Park ve trafik sorunu vardı. Değirmenlik Belediyesi ile bazı çalışmalar yapıldı ve sonuçları dün açıklandı. Rahatlama olur mu bilmiyorum ama biz zaten suçlayacak makam ve insan arıyoruz; Ercan İşletmesini suçlamaya devam edeceğimize kesin gözle bakabiliriz.
Kıbrıs Türk basını ve kamuoyu her tartışmada T&T firmasını “suçlu” görüyor. Milletvekilleri televizyonlara çıkıp, ödenmeyen elektrik ücretlerinden ve vergi bağışlarından söz ediyorlar ama esas olarak muhatap almaları gereken kamu kurumlarının yanlışlarından asla söz etmiyorlar. Yayın organları Ercan’dan yapılan açıklamaları “iddia” olarak damgalayıp bu açıklamaların inandırıcılığını azaltmaya özen gösteriyorlar.
Ortada, bugünkü değerini tahmin etmenin bile zor olduğu 500 milyon doları aşan bir yatırım var… Yatırımcı bu kaynağı nasıl temin etti? KKTC devleti bu yatırım için “devlet teminatı” mı verdi mi? Bu teminatı geçerli sayarak Ercan için kredi veren banka oldu mu? Başka hangi ülkede, böyle bir yatırım devlet teminatı olmadan yapılıp bitirildi acaba? Yatırımcı, KKTC ile imzaladığı sözleşmeyi ipotek ederek kredi kullanabilmiş midir?
Bu soruların yanıtı “hayır” ise, yatırımcı firma olarak T&T, yatırım için gerekli olan kaynağı öz kaynaklarından veya kendi teminatı ile alınan kredilerden sağlamış olmalıdır. Bütün risk, yatırımcının üstündedir. Buna karşın KKTC devleti, yatırım henüz amorti edilmeden yani yatırım miktarı geri alınmadan cirodan %48.75 oranında pay almaya başlamıştır. 2024 yılı içinde 700 milyon TL’den fazla gelir ettiği açıklanmıştır. Üstelik, KDV almaması gereken havacılık hizmetlerinden bile KDV alıyor. Bu uzlaşmazlık da devam edip gidiyor.

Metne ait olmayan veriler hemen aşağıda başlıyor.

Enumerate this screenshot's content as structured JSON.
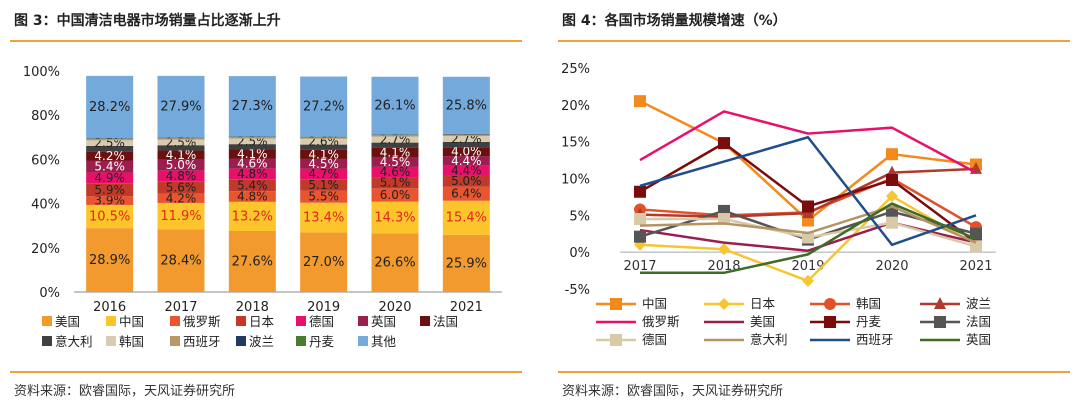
{
  "left": {
    "title": "图 3：中国清洁电器市场销量占比逐渐上升",
    "source": "资料来源：欧睿国际，天风证券研究所"
  },
  "right": {
    "title": "图 4：各国市场销量规模增速（%）",
    "source": "资料来源：欧睿国际，天风证券研究所"
  },
  "chart_data": [
    {
      "type": "bar",
      "stacked": true,
      "categories": [
        "2016",
        "2017",
        "2018",
        "2019",
        "2020",
        "2021"
      ],
      "ylim": [
        0,
        100
      ],
      "yticks": [
        "0%",
        "20%",
        "40%",
        "60%",
        "80%",
        "100%"
      ],
      "legend_position": "bottom",
      "series": [
        {
          "name": "美国",
          "color": "#f29a2e",
          "values": [
            28.9,
            28.4,
            27.6,
            27.0,
            26.6,
            25.9
          ],
          "labels": [
            "28.9%",
            "28.4%",
            "27.6%",
            "27.0%",
            "26.6%",
            "25.9%"
          ],
          "label_color": "#222222"
        },
        {
          "name": "中国",
          "color": "#fcc52b",
          "values": [
            10.5,
            11.9,
            13.2,
            13.4,
            14.3,
            15.4
          ],
          "labels": [
            "10.5%",
            "11.9%",
            "13.2%",
            "13.4%",
            "14.3%",
            "15.4%"
          ],
          "label_color": "#e0281d"
        },
        {
          "name": "俄罗斯",
          "color": "#e8552f",
          "values": [
            3.9,
            4.2,
            4.8,
            5.5,
            6.0,
            6.4
          ],
          "labels": [
            "3.9%",
            "4.2%",
            "4.8%",
            "5.5%",
            "6.0%",
            "6.4%"
          ],
          "label_color": "#222222"
        },
        {
          "name": "日本",
          "color": "#c0392b",
          "values": [
            5.9,
            5.6,
            5.4,
            5.1,
            5.1,
            5.0
          ],
          "labels": [
            "5.9%",
            "5.6%",
            "5.4%",
            "5.1%",
            "5.1%",
            "5.0%"
          ],
          "label_color": "#222222"
        },
        {
          "name": "德国",
          "color": "#e8106a",
          "values": [
            4.9,
            4.8,
            4.8,
            4.7,
            4.6,
            4.4
          ],
          "labels": [
            "4.9%",
            "4.8%",
            "4.8%",
            "4.7%",
            "4.6%",
            "4.4%"
          ],
          "label_color": "#222222"
        },
        {
          "name": "英国",
          "color": "#9a1f4e",
          "values": [
            5.4,
            5.0,
            4.6,
            4.5,
            4.5,
            4.4
          ],
          "labels": [
            "5.4%",
            "5.0%",
            "4.6%",
            "4.5%",
            "4.5%",
            "4.4%"
          ],
          "label_color": "#ffffff"
        },
        {
          "name": "法国",
          "color": "#6b0f0f",
          "values": [
            4.2,
            4.1,
            4.1,
            4.1,
            4.1,
            4.0
          ],
          "labels": [
            "4.2%",
            "4.1%",
            "4.1%",
            "4.1%",
            "4.1%",
            "4.0%"
          ],
          "label_color": "#ffffff"
        },
        {
          "name": "意大利",
          "color": "#404040",
          "values": [
            2.4,
            2.4,
            2.4,
            2.4,
            2.4,
            2.4
          ],
          "labels": [
            "",
            "",
            "",
            "",
            "",
            ""
          ],
          "label_color": "#ffffff"
        },
        {
          "name": "韩国",
          "color": "#d9cbb0",
          "values": [
            2.5,
            2.5,
            2.5,
            2.6,
            2.7,
            2.7
          ],
          "labels": [
            "2.5%",
            "2.5%",
            "2.5%",
            "2.6%",
            "2.7%",
            "2.7%"
          ],
          "label_color": "#222222"
        },
        {
          "name": "西班牙",
          "color": "#b89868",
          "values": [
            0.7,
            0.7,
            0.7,
            0.7,
            0.7,
            0.7
          ],
          "labels": [
            "",
            "",
            "",
            "",
            "",
            ""
          ],
          "label_color": "#222222"
        },
        {
          "name": "波兰",
          "color": "#1f3864",
          "values": [
            0.2,
            0.2,
            0.2,
            0.2,
            0.2,
            0.2
          ],
          "labels": [
            "",
            "",
            "",
            "",
            "",
            ""
          ],
          "label_color": "#ffffff"
        },
        {
          "name": "丹麦",
          "color": "#4a7c2f",
          "values": [
            0.1,
            0.1,
            0.1,
            0.1,
            0.1,
            0.1
          ],
          "labels": [
            "",
            "",
            "",
            "",
            "",
            ""
          ],
          "label_color": "#ffffff"
        },
        {
          "name": "其他",
          "color": "#74a9dc",
          "values": [
            28.2,
            27.9,
            27.3,
            27.2,
            26.1,
            25.8
          ],
          "labels": [
            "28.2%",
            "27.9%",
            "27.3%",
            "27.2%",
            "26.1%",
            "25.8%"
          ],
          "label_color": "#222222"
        }
      ]
    },
    {
      "type": "line",
      "x": [
        "2017",
        "2018",
        "2019",
        "2020",
        "2021"
      ],
      "ylim": [
        -5,
        25
      ],
      "yticks": [
        -5,
        0,
        5,
        10,
        15,
        20,
        25
      ],
      "ytick_labels": [
        "-5%",
        "0%",
        "5%",
        "10%",
        "15%",
        "20%",
        "25%"
      ],
      "grid": false,
      "legend_position": "bottom",
      "series": [
        {
          "name": "中国",
          "color": "#f28a1e",
          "marker": "square",
          "values": [
            20.5,
            14.8,
            4.3,
            13.3,
            11.9
          ]
        },
        {
          "name": "日本",
          "color": "#f7c531",
          "marker": "diamond",
          "values": [
            1.0,
            0.4,
            -3.9,
            7.6,
            1.0
          ]
        },
        {
          "name": "韩国",
          "color": "#e0522a",
          "marker": "circle",
          "values": [
            5.8,
            5.0,
            5.4,
            10.0,
            3.4
          ]
        },
        {
          "name": "波兰",
          "color": "#b03a2e",
          "marker": "triangle",
          "values": [
            5.1,
            4.8,
            5.3,
            10.8,
            11.3
          ]
        },
        {
          "name": "俄罗斯",
          "color": "#e8106a",
          "marker": "none",
          "values": [
            12.5,
            19.1,
            16.1,
            16.9,
            10.8
          ]
        },
        {
          "name": "美国",
          "color": "#9a1f4e",
          "marker": "none",
          "values": [
            3.0,
            1.3,
            0.2,
            4.0,
            1.3
          ]
        },
        {
          "name": "丹麦",
          "color": "#7a0c0c",
          "marker": "square",
          "values": [
            8.2,
            14.8,
            6.2,
            9.8,
            1.3
          ]
        },
        {
          "name": "法国",
          "color": "#555555",
          "marker": "square",
          "values": [
            2.1,
            5.6,
            1.7,
            5.5,
            2.5
          ]
        },
        {
          "name": "德国",
          "color": "#d8c9a8",
          "marker": "square",
          "values": [
            4.5,
            4.5,
            2.0,
            4.0,
            0.8
          ]
        },
        {
          "name": "意大利",
          "color": "#b59463",
          "marker": "none",
          "values": [
            3.6,
            3.9,
            2.6,
            6.2,
            1.3
          ]
        },
        {
          "name": "西班牙",
          "color": "#1f4e8c",
          "marker": "none",
          "values": [
            9.0,
            12.3,
            15.6,
            1.0,
            5.0
          ]
        },
        {
          "name": "英国",
          "color": "#3f6b27",
          "marker": "none",
          "values": [
            -2.8,
            -2.8,
            -0.3,
            6.6,
            1.8
          ]
        }
      ]
    }
  ]
}
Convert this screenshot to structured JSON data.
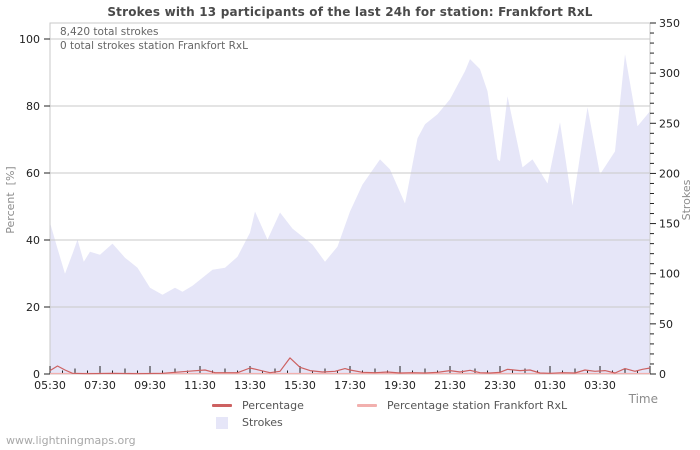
{
  "title": "Strokes with 13 participants of the last 24h for station: Frankfort RxL",
  "annotations": {
    "total_strokes": "8,420 total strokes",
    "station_total_strokes": "0 total strokes station Frankfort RxL"
  },
  "watermark": "www.lightningmaps.org",
  "axes": {
    "left": {
      "title": "Percent  [%]",
      "ticks": [
        0,
        20,
        40,
        60,
        80,
        100
      ],
      "range": [
        0,
        100
      ]
    },
    "right": {
      "title": "Strokes",
      "major_ticks": [
        0,
        50,
        100,
        150,
        200,
        250,
        300,
        350
      ],
      "minor_step": 10,
      "range": [
        0,
        350
      ]
    },
    "x": {
      "title": "Time",
      "labels": [
        "05:30",
        "07:30",
        "09:30",
        "11:30",
        "13:30",
        "15:30",
        "17:30",
        "19:30",
        "21:30",
        "23:30",
        "01:30",
        "03:30"
      ],
      "hours_span": 24,
      "label_step_hours": 2,
      "tick_step_hours": 0.5
    }
  },
  "legend": [
    {
      "label": "Percentage",
      "swatch": "line",
      "color": "#cd6161"
    },
    {
      "label": "Percentage station Frankfort RxL",
      "swatch": "line",
      "color": "#f2b0ae"
    },
    {
      "label": "Strokes",
      "swatch": "area",
      "color": "#e6e6f8"
    }
  ],
  "colors": {
    "area_fill": "#e6e6f8",
    "percentage_line": "#cd6161",
    "station_line": "#f2b0ae",
    "grid": "#c9c9c9",
    "tick": "#222222",
    "axis_text": "#222222"
  },
  "chart_data": {
    "type": "area",
    "title": "Strokes with 13 participants of the last 24h for station: Frankfort RxL",
    "x_unit": "hours since 05:30",
    "xlabel": "Time",
    "ylabel_left": "Percent [%]",
    "ylabel_right": "Strokes",
    "ylim_left": [
      0,
      100
    ],
    "ylim_right": [
      0,
      350
    ],
    "grid": true,
    "legend_position": "bottom",
    "x_tick_labels": [
      "05:30",
      "07:30",
      "09:30",
      "11:30",
      "13:30",
      "15:30",
      "17:30",
      "19:30",
      "21:30",
      "23:30",
      "01:30",
      "03:30"
    ],
    "series": [
      {
        "name": "Strokes",
        "render": "area",
        "axis": "right",
        "color": "#e6e6f8",
        "x": [
          0,
          0.3,
          0.6,
          0.9,
          1.1,
          1.35,
          1.6,
          2,
          2.5,
          3,
          3.5,
          4,
          4.5,
          5,
          5.3,
          5.7,
          6,
          6.5,
          7,
          7.5,
          8,
          8.2,
          8.7,
          9.2,
          9.7,
          10,
          10.5,
          11,
          11.5,
          12,
          12.5,
          13.2,
          13.6,
          14.2,
          14.7,
          15,
          15.5,
          16,
          16.6,
          16.8,
          17.2,
          17.5,
          17.9,
          18,
          18.3,
          18.9,
          19.3,
          19.9,
          20.4,
          20.9,
          21.5,
          22,
          22.6,
          23,
          23.5,
          24
        ],
        "values": [
          151,
          125,
          100,
          120,
          134,
          112,
          122,
          119,
          130,
          116,
          106,
          86,
          79,
          86,
          82,
          88,
          94,
          104,
          106,
          117,
          141,
          162,
          134,
          161,
          145,
          139,
          129,
          112,
          127,
          162,
          189,
          214,
          204,
          170,
          235,
          249,
          259,
          274,
          302,
          314,
          304,
          282,
          214,
          212,
          277,
          206,
          214,
          190,
          251,
          168,
          266,
          199,
          222,
          319,
          247,
          262
        ]
      },
      {
        "name": "Percentage",
        "render": "line",
        "axis": "left",
        "color": "#cd6161",
        "x": [
          0,
          0.3,
          0.6,
          0.9,
          1.5,
          2.5,
          3.5,
          4.5,
          5.5,
          6.2,
          6.6,
          7.5,
          8,
          8.4,
          8.8,
          9.2,
          9.6,
          10,
          10.4,
          10.9,
          11.4,
          11.8,
          12,
          12.5,
          13,
          13.5,
          14,
          14.5,
          15,
          15.5,
          16,
          16.4,
          16.8,
          17.2,
          17.6,
          18,
          18.3,
          18.8,
          19.2,
          19.6,
          20,
          20.5,
          21,
          21.4,
          21.8,
          22.2,
          22.6,
          23,
          23.4,
          23.7,
          24
        ],
        "values": [
          1,
          2.4,
          1.2,
          0.2,
          0.1,
          0.2,
          0.1,
          0.2,
          0.8,
          1.2,
          0.4,
          0.4,
          1.8,
          1.1,
          0.4,
          0.8,
          4.8,
          2,
          1,
          0.6,
          0.8,
          1.6,
          1.2,
          0.5,
          0.4,
          0.6,
          0.3,
          0.4,
          0.3,
          0.5,
          1,
          0.6,
          1.1,
          0.4,
          0.3,
          0.5,
          1.4,
          1,
          1.2,
          0.3,
          0.2,
          0.4,
          0.3,
          1.2,
          0.8,
          1,
          0.3,
          1.6,
          0.8,
          1.4,
          1.8
        ]
      },
      {
        "name": "Percentage station Frankfort RxL",
        "render": "line",
        "axis": "left",
        "color": "#f2b0ae",
        "x": [
          0,
          24
        ],
        "values": [
          0,
          0
        ]
      }
    ],
    "annotations": [
      "8,420 total strokes",
      "0 total strokes station Frankfort RxL"
    ]
  }
}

KKTC devleti sadece ALMIŞTIR; verdiği hiçbir şey yoktur! Durum budur ama KKTC Hükümeti ve ilgili kurumları da, yatırımcının “kötü bilinmesi” için ellerinden geleni yapmaktadırlar. Milletvekilinin “T&T bizi soyuyor” veya “elektrik borcunu ödemiyor” yakıştırmalarına hiçbir yetkili yanıt vermiyor. Kıb-Tek’in aracı bakımsızlıktan kaza yaparsa, sendikacı ortaya çıkıp “Ercan’ın borcunu tahsil etseydiniz onlarca yeni aracımız olurdu” diye suçu yine Ercan işletmesinin üzerine yıkabiliyor. Kıb-Tek yönetiminden ses-seda çıkmıyor! Kamuoyuna doğru bilgi vermek yükümlülüğü olan kamu görevlileri ve siyasiler, ortada böyle bir “günah keçisi” dolaşmasından memnun görünüyor.

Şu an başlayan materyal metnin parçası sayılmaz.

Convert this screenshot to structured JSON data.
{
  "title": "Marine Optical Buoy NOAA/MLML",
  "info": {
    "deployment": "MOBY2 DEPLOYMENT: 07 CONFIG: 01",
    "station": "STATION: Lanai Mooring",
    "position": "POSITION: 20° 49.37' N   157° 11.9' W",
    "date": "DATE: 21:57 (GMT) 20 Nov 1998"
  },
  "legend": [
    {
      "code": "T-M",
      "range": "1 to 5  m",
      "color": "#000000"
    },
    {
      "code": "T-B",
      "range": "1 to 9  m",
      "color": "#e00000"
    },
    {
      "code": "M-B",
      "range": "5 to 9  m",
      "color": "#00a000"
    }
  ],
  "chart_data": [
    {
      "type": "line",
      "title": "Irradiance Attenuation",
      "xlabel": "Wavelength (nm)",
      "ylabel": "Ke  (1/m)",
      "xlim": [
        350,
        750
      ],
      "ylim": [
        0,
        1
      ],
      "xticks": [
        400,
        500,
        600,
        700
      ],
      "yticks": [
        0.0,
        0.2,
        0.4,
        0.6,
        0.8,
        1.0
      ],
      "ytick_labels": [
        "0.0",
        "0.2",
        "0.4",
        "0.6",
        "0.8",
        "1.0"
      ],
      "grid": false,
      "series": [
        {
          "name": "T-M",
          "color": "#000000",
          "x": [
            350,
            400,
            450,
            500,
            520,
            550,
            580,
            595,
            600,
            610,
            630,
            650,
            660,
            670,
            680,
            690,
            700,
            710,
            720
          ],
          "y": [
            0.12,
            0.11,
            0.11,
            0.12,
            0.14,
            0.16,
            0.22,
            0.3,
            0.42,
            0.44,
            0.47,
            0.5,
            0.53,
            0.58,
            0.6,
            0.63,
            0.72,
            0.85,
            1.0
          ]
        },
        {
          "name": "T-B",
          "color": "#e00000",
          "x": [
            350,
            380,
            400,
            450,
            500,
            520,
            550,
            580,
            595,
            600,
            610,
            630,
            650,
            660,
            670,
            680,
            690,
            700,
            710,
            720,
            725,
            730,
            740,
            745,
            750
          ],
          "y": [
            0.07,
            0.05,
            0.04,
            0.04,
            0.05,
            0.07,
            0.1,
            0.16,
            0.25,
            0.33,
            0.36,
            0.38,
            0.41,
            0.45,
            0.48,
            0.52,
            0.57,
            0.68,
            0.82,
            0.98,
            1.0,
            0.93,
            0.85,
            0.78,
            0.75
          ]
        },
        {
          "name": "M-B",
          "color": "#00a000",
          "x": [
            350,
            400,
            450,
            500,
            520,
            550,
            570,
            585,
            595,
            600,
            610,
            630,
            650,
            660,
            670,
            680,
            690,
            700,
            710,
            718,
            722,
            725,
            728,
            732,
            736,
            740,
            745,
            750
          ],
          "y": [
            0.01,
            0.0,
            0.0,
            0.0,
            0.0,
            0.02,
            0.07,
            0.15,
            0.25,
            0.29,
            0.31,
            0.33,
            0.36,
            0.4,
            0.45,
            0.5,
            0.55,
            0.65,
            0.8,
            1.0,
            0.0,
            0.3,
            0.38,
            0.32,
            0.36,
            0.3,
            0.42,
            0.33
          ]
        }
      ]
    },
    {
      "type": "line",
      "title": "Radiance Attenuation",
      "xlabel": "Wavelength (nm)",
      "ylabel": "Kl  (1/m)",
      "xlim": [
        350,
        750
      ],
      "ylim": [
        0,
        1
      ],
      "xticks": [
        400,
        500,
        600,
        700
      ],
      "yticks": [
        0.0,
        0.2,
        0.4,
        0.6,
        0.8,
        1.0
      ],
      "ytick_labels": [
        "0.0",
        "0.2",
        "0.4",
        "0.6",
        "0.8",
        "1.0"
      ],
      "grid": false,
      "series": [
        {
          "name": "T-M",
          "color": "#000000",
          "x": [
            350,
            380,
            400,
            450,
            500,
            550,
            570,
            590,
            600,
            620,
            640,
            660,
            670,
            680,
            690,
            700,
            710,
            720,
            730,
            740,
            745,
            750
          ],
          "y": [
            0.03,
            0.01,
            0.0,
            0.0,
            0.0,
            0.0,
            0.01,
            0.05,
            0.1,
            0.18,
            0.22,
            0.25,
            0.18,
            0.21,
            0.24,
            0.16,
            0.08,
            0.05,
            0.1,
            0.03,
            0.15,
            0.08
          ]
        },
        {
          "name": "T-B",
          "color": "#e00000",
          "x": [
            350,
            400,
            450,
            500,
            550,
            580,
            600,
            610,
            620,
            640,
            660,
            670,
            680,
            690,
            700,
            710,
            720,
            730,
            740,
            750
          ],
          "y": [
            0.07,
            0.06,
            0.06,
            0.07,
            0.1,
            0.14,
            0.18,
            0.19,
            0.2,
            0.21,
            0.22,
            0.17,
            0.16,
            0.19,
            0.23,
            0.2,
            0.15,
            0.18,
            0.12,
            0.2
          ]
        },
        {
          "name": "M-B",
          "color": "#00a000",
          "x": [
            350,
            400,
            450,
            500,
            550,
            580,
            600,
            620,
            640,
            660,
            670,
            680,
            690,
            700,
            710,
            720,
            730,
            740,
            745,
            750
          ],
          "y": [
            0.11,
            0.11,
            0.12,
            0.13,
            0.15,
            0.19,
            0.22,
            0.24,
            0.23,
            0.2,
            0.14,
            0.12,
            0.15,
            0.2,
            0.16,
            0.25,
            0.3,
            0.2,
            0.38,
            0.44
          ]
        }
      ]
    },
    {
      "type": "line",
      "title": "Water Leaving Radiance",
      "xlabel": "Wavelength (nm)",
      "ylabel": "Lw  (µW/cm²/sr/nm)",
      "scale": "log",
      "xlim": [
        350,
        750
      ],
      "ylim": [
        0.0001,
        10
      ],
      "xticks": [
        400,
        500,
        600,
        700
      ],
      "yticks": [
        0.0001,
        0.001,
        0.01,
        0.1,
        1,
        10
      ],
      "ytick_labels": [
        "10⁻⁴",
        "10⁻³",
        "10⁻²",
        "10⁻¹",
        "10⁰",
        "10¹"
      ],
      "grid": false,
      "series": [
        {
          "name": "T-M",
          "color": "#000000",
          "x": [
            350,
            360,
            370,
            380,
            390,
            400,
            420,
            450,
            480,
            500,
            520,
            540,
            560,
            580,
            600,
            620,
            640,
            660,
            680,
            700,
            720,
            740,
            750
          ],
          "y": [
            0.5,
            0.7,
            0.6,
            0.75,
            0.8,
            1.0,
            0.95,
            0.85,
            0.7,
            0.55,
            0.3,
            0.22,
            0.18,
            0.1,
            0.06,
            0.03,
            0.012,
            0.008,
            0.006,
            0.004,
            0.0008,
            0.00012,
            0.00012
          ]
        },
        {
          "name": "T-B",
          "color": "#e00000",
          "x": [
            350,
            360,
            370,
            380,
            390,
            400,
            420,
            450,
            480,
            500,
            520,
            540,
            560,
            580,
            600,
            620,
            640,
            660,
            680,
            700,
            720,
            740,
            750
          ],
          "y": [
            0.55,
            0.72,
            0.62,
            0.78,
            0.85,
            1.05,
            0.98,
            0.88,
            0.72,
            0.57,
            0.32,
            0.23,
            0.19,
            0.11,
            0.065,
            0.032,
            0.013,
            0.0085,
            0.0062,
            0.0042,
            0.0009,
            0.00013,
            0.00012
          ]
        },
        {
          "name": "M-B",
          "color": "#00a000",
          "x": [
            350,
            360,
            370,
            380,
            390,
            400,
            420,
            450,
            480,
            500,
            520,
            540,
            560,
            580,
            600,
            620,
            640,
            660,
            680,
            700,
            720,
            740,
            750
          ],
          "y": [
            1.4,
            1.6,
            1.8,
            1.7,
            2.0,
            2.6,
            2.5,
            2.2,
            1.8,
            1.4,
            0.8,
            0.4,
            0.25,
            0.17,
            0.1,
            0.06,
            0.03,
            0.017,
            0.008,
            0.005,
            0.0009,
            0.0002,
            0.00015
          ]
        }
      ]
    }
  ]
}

Biz yatırımcılardan hoşlanmıyoruz aslında; onları sevmiyoruz! Turizmden inşaata kadar her alanda tutumumuz budur. Yatırım yapmıyoruz; yabancı yatırımcıdan nefret ediyoruz ama refah içinde yaşamak istiyoruz.
Belli ki biz kendimizi, “Allah’ın sevgili kulları” olarak görüyoruz!